Memory Chat says an API key is not configured

Open Settings → API Keys and add the required API key. Then return to Memory Chat and try again.

Memory Chat says memory or the code graph is unavailable

The memory system may still be initializing or the project may not be indexed yet. Wait briefly, refresh the Overview tab, and use Retry Initialization if needed.

Memory Chat finds nothing relevant

Try a more specific question. Include the feature name, system name, bug, mechanic, convention, or decision you are looking for. For code relationships, ask about a concrete file, class, function, or gameplay system by name.

Code graph is not indexed

Open a project and wait for indexing to complete. Use Retry Initialization from the Overview tab if the status remains Not indexed.

Graph generation fails

Confirm that Graphify is indexed in the Overview tab, then try Generate Graph or Regen again. If it still fails, refresh stats, retry initialization, and reopen the project if necessary.

Best practices

  • Create a checkpoint before accepting large AI-generated edits.
  • Use descriptive checkpoint names so you can recognize them later.
  • Before restoring, save or close files in external editors.
  • Ask Memory Chat about past decisions before changing architecture.
  • Use the Visualizer when onboarding to an unfamiliar project or investigating tightly connected systems.
  • Retry initialization if memory or graph status looks stale after opening a project.
  • Ask targeted follow-up questions instead of one very broad question when exploring complex systems.

FAQ

Do checkpoints replace a full backup system?

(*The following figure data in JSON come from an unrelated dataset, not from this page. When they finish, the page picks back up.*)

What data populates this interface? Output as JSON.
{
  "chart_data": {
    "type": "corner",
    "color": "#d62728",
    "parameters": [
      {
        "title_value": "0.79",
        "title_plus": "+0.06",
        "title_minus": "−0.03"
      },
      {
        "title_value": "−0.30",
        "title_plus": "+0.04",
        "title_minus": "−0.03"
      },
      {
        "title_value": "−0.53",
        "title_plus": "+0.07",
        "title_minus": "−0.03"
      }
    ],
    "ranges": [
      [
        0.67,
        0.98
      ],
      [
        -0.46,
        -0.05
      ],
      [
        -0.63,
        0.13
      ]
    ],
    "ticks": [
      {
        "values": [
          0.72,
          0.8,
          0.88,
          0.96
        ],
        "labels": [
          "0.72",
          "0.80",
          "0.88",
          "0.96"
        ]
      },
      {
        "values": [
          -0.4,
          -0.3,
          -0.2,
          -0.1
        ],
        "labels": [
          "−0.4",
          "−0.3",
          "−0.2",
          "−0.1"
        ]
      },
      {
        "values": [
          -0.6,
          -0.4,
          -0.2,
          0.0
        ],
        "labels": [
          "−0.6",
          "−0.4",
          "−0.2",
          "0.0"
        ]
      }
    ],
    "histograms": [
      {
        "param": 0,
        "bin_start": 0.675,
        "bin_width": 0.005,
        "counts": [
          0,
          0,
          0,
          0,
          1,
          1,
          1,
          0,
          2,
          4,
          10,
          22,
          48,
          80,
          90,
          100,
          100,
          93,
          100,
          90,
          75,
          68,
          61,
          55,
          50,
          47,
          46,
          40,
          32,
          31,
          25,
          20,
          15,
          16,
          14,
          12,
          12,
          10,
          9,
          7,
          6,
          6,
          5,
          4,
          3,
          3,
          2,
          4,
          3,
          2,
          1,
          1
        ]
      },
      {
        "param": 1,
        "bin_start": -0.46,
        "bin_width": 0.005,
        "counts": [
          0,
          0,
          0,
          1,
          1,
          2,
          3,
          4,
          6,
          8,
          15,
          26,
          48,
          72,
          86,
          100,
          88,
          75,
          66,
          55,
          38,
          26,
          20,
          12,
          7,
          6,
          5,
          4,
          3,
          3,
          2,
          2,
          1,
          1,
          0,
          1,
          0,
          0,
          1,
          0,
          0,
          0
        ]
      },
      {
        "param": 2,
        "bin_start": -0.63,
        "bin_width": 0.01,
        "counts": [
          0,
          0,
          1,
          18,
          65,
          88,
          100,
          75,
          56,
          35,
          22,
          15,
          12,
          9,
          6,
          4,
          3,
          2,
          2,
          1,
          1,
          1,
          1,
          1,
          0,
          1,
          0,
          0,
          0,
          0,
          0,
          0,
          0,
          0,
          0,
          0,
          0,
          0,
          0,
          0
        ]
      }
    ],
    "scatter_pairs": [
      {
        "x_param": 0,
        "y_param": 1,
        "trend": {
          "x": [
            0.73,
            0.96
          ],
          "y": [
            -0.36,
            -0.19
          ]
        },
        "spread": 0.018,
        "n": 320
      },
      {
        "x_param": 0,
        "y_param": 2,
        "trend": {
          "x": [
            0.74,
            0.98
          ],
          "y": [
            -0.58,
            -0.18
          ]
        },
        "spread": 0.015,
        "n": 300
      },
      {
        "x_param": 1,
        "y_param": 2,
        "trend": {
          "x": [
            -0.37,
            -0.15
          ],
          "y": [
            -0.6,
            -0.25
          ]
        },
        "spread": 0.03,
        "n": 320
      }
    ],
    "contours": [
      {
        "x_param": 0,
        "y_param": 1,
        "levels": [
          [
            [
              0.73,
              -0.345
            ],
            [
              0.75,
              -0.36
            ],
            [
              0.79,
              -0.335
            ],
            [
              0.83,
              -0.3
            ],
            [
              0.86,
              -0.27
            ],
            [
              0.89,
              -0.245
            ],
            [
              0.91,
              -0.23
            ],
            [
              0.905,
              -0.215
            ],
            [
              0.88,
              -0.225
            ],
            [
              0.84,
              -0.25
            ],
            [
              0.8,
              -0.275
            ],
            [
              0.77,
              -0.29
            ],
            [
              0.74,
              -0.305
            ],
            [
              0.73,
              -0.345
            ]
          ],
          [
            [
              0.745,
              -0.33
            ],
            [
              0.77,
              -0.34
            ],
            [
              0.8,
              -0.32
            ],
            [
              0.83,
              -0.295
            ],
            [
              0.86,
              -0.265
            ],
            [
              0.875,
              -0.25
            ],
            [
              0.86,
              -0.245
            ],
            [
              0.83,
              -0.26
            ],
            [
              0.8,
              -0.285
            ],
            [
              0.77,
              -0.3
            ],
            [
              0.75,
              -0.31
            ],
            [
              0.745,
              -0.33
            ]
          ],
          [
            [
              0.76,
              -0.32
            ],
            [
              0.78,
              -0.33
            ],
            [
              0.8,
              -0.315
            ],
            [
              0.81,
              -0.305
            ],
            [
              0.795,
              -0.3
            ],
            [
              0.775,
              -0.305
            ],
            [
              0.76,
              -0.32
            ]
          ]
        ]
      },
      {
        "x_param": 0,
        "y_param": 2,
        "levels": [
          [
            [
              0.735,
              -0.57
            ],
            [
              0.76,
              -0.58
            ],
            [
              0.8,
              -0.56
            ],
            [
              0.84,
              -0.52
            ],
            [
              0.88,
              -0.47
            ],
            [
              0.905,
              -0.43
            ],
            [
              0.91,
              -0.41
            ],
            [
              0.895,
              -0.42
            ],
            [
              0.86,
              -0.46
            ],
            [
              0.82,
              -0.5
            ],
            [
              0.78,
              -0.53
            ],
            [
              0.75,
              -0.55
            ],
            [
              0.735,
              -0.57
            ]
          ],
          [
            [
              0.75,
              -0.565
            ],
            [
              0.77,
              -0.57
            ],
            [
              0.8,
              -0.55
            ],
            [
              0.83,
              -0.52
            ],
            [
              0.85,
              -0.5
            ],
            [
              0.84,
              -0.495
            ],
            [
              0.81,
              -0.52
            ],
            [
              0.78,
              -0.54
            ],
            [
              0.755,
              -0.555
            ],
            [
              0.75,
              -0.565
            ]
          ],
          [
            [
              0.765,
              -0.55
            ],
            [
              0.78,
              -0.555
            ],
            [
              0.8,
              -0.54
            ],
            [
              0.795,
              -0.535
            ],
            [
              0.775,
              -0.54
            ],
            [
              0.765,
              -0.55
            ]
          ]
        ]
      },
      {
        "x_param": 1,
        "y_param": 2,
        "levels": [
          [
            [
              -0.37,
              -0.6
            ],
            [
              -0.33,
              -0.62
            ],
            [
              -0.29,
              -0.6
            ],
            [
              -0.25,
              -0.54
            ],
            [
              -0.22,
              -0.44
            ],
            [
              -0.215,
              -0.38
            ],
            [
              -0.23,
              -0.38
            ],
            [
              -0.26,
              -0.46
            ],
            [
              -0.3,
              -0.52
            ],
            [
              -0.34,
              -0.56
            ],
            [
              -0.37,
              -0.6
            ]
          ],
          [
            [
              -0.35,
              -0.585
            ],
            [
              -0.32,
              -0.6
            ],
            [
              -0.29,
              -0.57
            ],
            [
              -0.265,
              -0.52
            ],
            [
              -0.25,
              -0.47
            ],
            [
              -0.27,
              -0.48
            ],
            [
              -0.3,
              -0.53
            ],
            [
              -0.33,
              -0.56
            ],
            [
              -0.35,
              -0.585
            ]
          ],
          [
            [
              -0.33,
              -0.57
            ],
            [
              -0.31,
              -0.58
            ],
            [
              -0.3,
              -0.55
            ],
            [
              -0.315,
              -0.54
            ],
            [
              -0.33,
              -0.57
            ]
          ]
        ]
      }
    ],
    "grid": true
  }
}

No. Checkpoints are a convenient project-level restore tool inside WizardGenie, but you should still keep normal backups for important projects.

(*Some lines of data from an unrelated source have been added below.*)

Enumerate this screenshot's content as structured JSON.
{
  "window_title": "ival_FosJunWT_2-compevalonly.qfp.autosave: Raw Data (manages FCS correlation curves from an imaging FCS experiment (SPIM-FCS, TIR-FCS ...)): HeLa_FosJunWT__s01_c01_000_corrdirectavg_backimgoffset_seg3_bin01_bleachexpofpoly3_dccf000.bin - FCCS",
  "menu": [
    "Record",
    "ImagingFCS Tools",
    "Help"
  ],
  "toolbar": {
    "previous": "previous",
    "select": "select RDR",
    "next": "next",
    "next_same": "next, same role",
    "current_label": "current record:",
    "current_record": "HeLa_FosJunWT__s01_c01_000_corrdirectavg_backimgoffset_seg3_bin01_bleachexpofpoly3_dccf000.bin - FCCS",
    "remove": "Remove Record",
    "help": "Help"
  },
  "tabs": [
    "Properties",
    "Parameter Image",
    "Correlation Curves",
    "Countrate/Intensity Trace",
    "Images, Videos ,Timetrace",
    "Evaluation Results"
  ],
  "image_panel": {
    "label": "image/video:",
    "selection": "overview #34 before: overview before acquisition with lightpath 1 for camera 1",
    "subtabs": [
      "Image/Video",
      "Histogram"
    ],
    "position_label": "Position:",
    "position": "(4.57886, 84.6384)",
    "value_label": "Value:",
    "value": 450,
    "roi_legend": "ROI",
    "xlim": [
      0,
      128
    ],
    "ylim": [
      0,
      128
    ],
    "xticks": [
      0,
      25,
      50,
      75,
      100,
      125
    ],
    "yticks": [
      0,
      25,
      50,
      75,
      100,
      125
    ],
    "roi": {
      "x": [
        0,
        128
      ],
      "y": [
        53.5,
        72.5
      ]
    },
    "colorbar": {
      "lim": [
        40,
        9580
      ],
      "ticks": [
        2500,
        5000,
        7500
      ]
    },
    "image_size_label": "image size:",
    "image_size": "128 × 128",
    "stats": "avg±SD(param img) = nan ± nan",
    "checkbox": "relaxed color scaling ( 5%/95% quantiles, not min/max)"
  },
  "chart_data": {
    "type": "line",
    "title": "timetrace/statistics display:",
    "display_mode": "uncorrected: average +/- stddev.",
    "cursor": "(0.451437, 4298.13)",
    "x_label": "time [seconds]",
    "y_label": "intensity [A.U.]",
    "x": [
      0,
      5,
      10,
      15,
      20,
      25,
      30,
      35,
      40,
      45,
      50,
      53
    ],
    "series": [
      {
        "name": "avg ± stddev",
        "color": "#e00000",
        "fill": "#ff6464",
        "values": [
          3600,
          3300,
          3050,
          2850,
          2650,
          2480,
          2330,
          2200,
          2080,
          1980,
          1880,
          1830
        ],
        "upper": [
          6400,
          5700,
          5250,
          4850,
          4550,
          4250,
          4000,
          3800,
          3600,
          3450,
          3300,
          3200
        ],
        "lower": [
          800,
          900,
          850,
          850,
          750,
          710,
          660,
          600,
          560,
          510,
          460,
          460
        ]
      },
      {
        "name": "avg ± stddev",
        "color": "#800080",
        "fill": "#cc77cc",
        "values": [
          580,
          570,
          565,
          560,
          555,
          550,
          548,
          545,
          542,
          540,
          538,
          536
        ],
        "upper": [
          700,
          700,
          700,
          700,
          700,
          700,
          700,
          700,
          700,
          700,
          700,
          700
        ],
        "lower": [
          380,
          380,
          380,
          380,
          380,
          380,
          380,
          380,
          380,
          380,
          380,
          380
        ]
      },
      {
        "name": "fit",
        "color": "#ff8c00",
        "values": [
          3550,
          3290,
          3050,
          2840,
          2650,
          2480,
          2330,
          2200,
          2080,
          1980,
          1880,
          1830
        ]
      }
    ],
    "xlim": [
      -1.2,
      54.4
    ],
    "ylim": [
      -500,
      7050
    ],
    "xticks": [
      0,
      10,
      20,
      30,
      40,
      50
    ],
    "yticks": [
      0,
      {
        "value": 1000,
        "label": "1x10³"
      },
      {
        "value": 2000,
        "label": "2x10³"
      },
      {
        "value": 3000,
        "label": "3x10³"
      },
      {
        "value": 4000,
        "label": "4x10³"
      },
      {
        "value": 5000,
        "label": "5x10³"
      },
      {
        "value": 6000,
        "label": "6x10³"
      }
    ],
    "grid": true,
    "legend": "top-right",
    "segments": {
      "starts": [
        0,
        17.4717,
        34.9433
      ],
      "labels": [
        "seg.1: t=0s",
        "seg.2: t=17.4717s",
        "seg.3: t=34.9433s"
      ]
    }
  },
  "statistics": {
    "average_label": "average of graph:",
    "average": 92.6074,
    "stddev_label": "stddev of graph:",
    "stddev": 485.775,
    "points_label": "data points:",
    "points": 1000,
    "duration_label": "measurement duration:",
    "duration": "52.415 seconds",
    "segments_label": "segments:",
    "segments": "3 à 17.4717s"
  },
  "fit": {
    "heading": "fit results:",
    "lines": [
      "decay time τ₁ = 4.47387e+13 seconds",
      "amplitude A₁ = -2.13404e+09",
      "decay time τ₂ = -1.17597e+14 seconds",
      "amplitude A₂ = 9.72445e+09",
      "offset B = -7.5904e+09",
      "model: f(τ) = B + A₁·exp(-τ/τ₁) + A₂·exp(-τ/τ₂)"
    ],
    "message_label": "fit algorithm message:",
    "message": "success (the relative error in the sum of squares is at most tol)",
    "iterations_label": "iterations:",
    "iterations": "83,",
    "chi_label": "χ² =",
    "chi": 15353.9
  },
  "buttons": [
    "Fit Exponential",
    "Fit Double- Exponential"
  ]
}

Are automatic checkpoints enough?

Automatic checkpoints are helpful, but manual checkpoints are still recommended before risky changes so the restore point has a description you recognize.

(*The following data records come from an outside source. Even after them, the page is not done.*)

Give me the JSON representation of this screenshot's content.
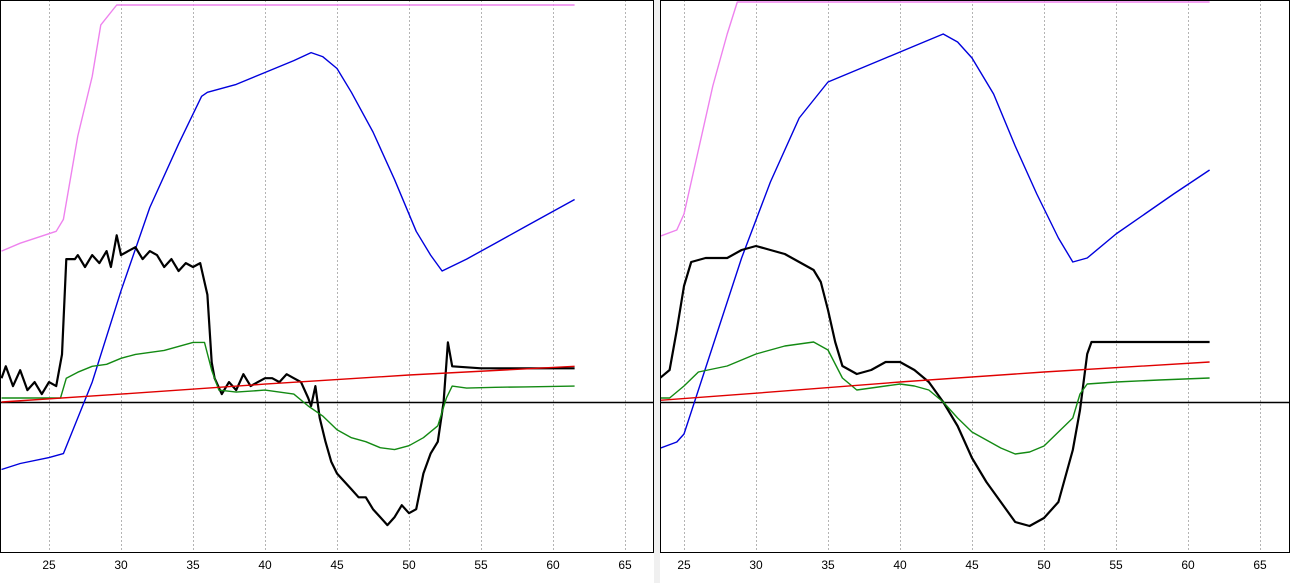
{
  "colors": {
    "background": "#ffffff",
    "grid": "#b4b4b4",
    "frame": "#000000",
    "zero_line": "#000000",
    "pink": "#ee82ee",
    "blue": "#0000dd",
    "black": "#000000",
    "green": "#138a13",
    "red": "#e00000"
  },
  "chart_data": [
    {
      "type": "line",
      "title": "",
      "xlabel": "",
      "ylabel": "",
      "xlim": [
        21.7,
        67.1
      ],
      "xticks": [
        "25",
        "30",
        "35",
        "40",
        "45",
        "50",
        "55",
        "60",
        "65"
      ],
      "grid": "vertical-dashed",
      "legend": "none",
      "y_axis_labels": "none",
      "zero_line": true,
      "series": [
        {
          "key": "pink",
          "style": "thin",
          "points": [
            [
              21.7,
              0.38
            ],
            [
              23,
              0.4
            ],
            [
              25.5,
              0.43
            ],
            [
              26,
              0.46
            ],
            [
              27,
              0.67
            ],
            [
              28,
              0.82
            ],
            [
              28.6,
              0.95
            ],
            [
              29.7,
              1.0
            ],
            [
              61.5,
              1.0
            ]
          ]
        },
        {
          "key": "blue",
          "style": "thin",
          "points": [
            [
              21.7,
              -0.17
            ],
            [
              23,
              -0.155
            ],
            [
              25,
              -0.14
            ],
            [
              26,
              -0.13
            ],
            [
              28,
              0.05
            ],
            [
              30,
              0.28
            ],
            [
              32,
              0.49
            ],
            [
              34,
              0.65
            ],
            [
              35.6,
              0.77
            ],
            [
              36,
              0.78
            ],
            [
              38,
              0.8
            ],
            [
              40,
              0.83
            ],
            [
              42,
              0.86
            ],
            [
              43.2,
              0.88
            ],
            [
              44,
              0.87
            ],
            [
              45,
              0.84
            ],
            [
              46,
              0.78
            ],
            [
              47.5,
              0.68
            ],
            [
              49,
              0.56
            ],
            [
              50.5,
              0.43
            ],
            [
              51.5,
              0.37
            ],
            [
              52.3,
              0.33
            ],
            [
              54,
              0.36
            ],
            [
              56,
              0.4
            ],
            [
              58,
              0.44
            ],
            [
              60,
              0.48
            ],
            [
              61.5,
              0.51
            ]
          ]
        },
        {
          "key": "black",
          "style": "thick",
          "points": [
            [
              21.7,
              0.06
            ],
            [
              22,
              0.09
            ],
            [
              22.5,
              0.04
            ],
            [
              23,
              0.08
            ],
            [
              23.5,
              0.03
            ],
            [
              24,
              0.05
            ],
            [
              24.5,
              0.02
            ],
            [
              25,
              0.05
            ],
            [
              25.5,
              0.04
            ],
            [
              25.9,
              0.12
            ],
            [
              26.2,
              0.36
            ],
            [
              26.8,
              0.36
            ],
            [
              27,
              0.37
            ],
            [
              27.5,
              0.34
            ],
            [
              28,
              0.37
            ],
            [
              28.5,
              0.35
            ],
            [
              29,
              0.38
            ],
            [
              29.3,
              0.34
            ],
            [
              29.7,
              0.42
            ],
            [
              30,
              0.37
            ],
            [
              30.5,
              0.38
            ],
            [
              31,
              0.39
            ],
            [
              31.5,
              0.36
            ],
            [
              32,
              0.38
            ],
            [
              32.5,
              0.37
            ],
            [
              33,
              0.34
            ],
            [
              33.5,
              0.36
            ],
            [
              34,
              0.33
            ],
            [
              34.5,
              0.35
            ],
            [
              35,
              0.34
            ],
            [
              35.5,
              0.35
            ],
            [
              36,
              0.27
            ],
            [
              36.3,
              0.1
            ],
            [
              36.5,
              0.06
            ],
            [
              37,
              0.02
            ],
            [
              37.5,
              0.05
            ],
            [
              38,
              0.03
            ],
            [
              38.5,
              0.07
            ],
            [
              39,
              0.04
            ],
            [
              39.5,
              0.05
            ],
            [
              40,
              0.06
            ],
            [
              40.5,
              0.06
            ],
            [
              41,
              0.05
            ],
            [
              41.5,
              0.07
            ],
            [
              42,
              0.06
            ],
            [
              42.5,
              0.05
            ],
            [
              43,
              0.01
            ],
            [
              43.2,
              -0.01
            ],
            [
              43.5,
              0.04
            ],
            [
              43.8,
              -0.04
            ],
            [
              44.2,
              -0.1
            ],
            [
              44.6,
              -0.15
            ],
            [
              45,
              -0.18
            ],
            [
              45.5,
              -0.2
            ],
            [
              46,
              -0.22
            ],
            [
              46.5,
              -0.24
            ],
            [
              47,
              -0.24
            ],
            [
              47.5,
              -0.27
            ],
            [
              48,
              -0.29
            ],
            [
              48.5,
              -0.31
            ],
            [
              49,
              -0.29
            ],
            [
              49.5,
              -0.26
            ],
            [
              50,
              -0.28
            ],
            [
              50.5,
              -0.27
            ],
            [
              51,
              -0.18
            ],
            [
              51.5,
              -0.13
            ],
            [
              52,
              -0.1
            ],
            [
              52.4,
              0.0
            ],
            [
              52.7,
              0.15
            ],
            [
              53,
              0.09
            ],
            [
              55,
              0.085
            ],
            [
              58,
              0.085
            ],
            [
              61.5,
              0.085
            ]
          ]
        },
        {
          "key": "green",
          "style": "thin",
          "points": [
            [
              21.7,
              0.01
            ],
            [
              24,
              0.01
            ],
            [
              25.8,
              0.01
            ],
            [
              26.2,
              0.06
            ],
            [
              27,
              0.075
            ],
            [
              28,
              0.09
            ],
            [
              29,
              0.095
            ],
            [
              30,
              0.11
            ],
            [
              31,
              0.12
            ],
            [
              32,
              0.125
            ],
            [
              33,
              0.13
            ],
            [
              34,
              0.14
            ],
            [
              35,
              0.15
            ],
            [
              35.8,
              0.15
            ],
            [
              36.3,
              0.08
            ],
            [
              36.8,
              0.03
            ],
            [
              38,
              0.025
            ],
            [
              40,
              0.03
            ],
            [
              42,
              0.02
            ],
            [
              43,
              -0.01
            ],
            [
              44,
              -0.035
            ],
            [
              45,
              -0.07
            ],
            [
              46,
              -0.09
            ],
            [
              47,
              -0.1
            ],
            [
              48,
              -0.115
            ],
            [
              49,
              -0.12
            ],
            [
              50,
              -0.11
            ],
            [
              51,
              -0.09
            ],
            [
              52,
              -0.06
            ],
            [
              52.6,
              0.01
            ],
            [
              53,
              0.04
            ],
            [
              54,
              0.035
            ],
            [
              56,
              0.037
            ],
            [
              58,
              0.038
            ],
            [
              61.5,
              0.04
            ]
          ]
        },
        {
          "key": "red",
          "style": "thin",
          "points": [
            [
              21.7,
              0.0
            ],
            [
              30,
              0.02
            ],
            [
              40,
              0.045
            ],
            [
              50,
              0.068
            ],
            [
              61.5,
              0.09
            ]
          ]
        }
      ]
    },
    {
      "type": "line",
      "title": "",
      "xlabel": "",
      "ylabel": "",
      "xlim": [
        21.7,
        67.1
      ],
      "xticks": [
        "25",
        "30",
        "35",
        "40",
        "45",
        "50",
        "55",
        "60",
        "65"
      ],
      "grid": "vertical-dashed",
      "legend": "none",
      "y_axis_labels": "none",
      "zero_line": true,
      "series": [
        {
          "key": "pink",
          "style": "thin",
          "points": [
            [
              21.7,
              0.4
            ],
            [
              23,
              0.41
            ],
            [
              24.5,
              0.43
            ],
            [
              25,
              0.47
            ],
            [
              26,
              0.63
            ],
            [
              27,
              0.79
            ],
            [
              28,
              0.92
            ],
            [
              28.7,
              1.0
            ],
            [
              61.5,
              1.0
            ]
          ]
        },
        {
          "key": "blue",
          "style": "thin",
          "points": [
            [
              21.7,
              -0.13
            ],
            [
              23,
              -0.12
            ],
            [
              24.5,
              -0.1
            ],
            [
              25,
              -0.08
            ],
            [
              27,
              0.14
            ],
            [
              29,
              0.36
            ],
            [
              31,
              0.55
            ],
            [
              33,
              0.71
            ],
            [
              35,
              0.8
            ],
            [
              37,
              0.83
            ],
            [
              39,
              0.86
            ],
            [
              41,
              0.89
            ],
            [
              43,
              0.92
            ],
            [
              44,
              0.9
            ],
            [
              45,
              0.86
            ],
            [
              46.5,
              0.77
            ],
            [
              48,
              0.64
            ],
            [
              49.5,
              0.52
            ],
            [
              51,
              0.41
            ],
            [
              52,
              0.35
            ],
            [
              53,
              0.36
            ],
            [
              55,
              0.42
            ],
            [
              57,
              0.47
            ],
            [
              59,
              0.52
            ],
            [
              61.5,
              0.58
            ]
          ]
        },
        {
          "key": "black",
          "style": "thick",
          "points": [
            [
              21.7,
              0.06
            ],
            [
              23,
              0.05
            ],
            [
              24,
              0.08
            ],
            [
              24.5,
              0.18
            ],
            [
              25,
              0.29
            ],
            [
              25.5,
              0.35
            ],
            [
              26.5,
              0.36
            ],
            [
              28,
              0.36
            ],
            [
              29,
              0.38
            ],
            [
              30,
              0.39
            ],
            [
              31,
              0.38
            ],
            [
              32,
              0.37
            ],
            [
              33,
              0.35
            ],
            [
              34,
              0.33
            ],
            [
              34.5,
              0.3
            ],
            [
              35,
              0.23
            ],
            [
              35.5,
              0.15
            ],
            [
              36,
              0.09
            ],
            [
              37,
              0.07
            ],
            [
              38,
              0.08
            ],
            [
              39,
              0.1
            ],
            [
              40,
              0.1
            ],
            [
              41,
              0.08
            ],
            [
              42,
              0.05
            ],
            [
              43,
              0.0
            ],
            [
              44,
              -0.06
            ],
            [
              45,
              -0.14
            ],
            [
              46,
              -0.2
            ],
            [
              47,
              -0.25
            ],
            [
              48,
              -0.3
            ],
            [
              49,
              -0.31
            ],
            [
              50,
              -0.29
            ],
            [
              51,
              -0.25
            ],
            [
              52,
              -0.12
            ],
            [
              52.5,
              -0.02
            ],
            [
              53,
              0.12
            ],
            [
              53.3,
              0.15
            ],
            [
              54,
              0.15
            ],
            [
              58,
              0.15
            ],
            [
              61.5,
              0.15
            ]
          ]
        },
        {
          "key": "green",
          "style": "thin",
          "points": [
            [
              21.7,
              0.01
            ],
            [
              24,
              0.01
            ],
            [
              25,
              0.04
            ],
            [
              26,
              0.075
            ],
            [
              28,
              0.09
            ],
            [
              30,
              0.12
            ],
            [
              32,
              0.14
            ],
            [
              34,
              0.15
            ],
            [
              35,
              0.13
            ],
            [
              36,
              0.06
            ],
            [
              37,
              0.03
            ],
            [
              38,
              0.035
            ],
            [
              40,
              0.045
            ],
            [
              41,
              0.04
            ],
            [
              42,
              0.03
            ],
            [
              43,
              0.0
            ],
            [
              44,
              -0.04
            ],
            [
              45,
              -0.075
            ],
            [
              46,
              -0.095
            ],
            [
              47,
              -0.115
            ],
            [
              48,
              -0.13
            ],
            [
              49,
              -0.125
            ],
            [
              50,
              -0.11
            ],
            [
              51,
              -0.075
            ],
            [
              52,
              -0.04
            ],
            [
              52.5,
              0.02
            ],
            [
              53,
              0.045
            ],
            [
              55,
              0.05
            ],
            [
              58,
              0.055
            ],
            [
              61.5,
              0.06
            ]
          ]
        },
        {
          "key": "red",
          "style": "thin",
          "points": [
            [
              21.7,
              0.0
            ],
            [
              30,
              0.022
            ],
            [
              40,
              0.05
            ],
            [
              50,
              0.075
            ],
            [
              61.5,
              0.1
            ]
          ]
        }
      ]
    }
  ]
}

Does clearing Memory Chat delete project memory?

No. It only clears the visible chat conversation and resets the chat context. Stored project memories remain available.

Why does Memory Chat sometimes say it is searching?

WizardGenie searches long-term memory and the code graph before answering so it can ground the answer in your project instead of guessing.

What should I do if a memory answer seems incomplete?

Ask a more targeted follow-up, mention specific systems or names, or check that MemPalace and Graphify are both ready in the Overview tab.

Why is the Visualizer unavailable?

The Visualizer needs an indexed code graph. Open a project, wait for indexing, and check Memory → Overview. If Graphify remains Not indexed, click Retry Initialization.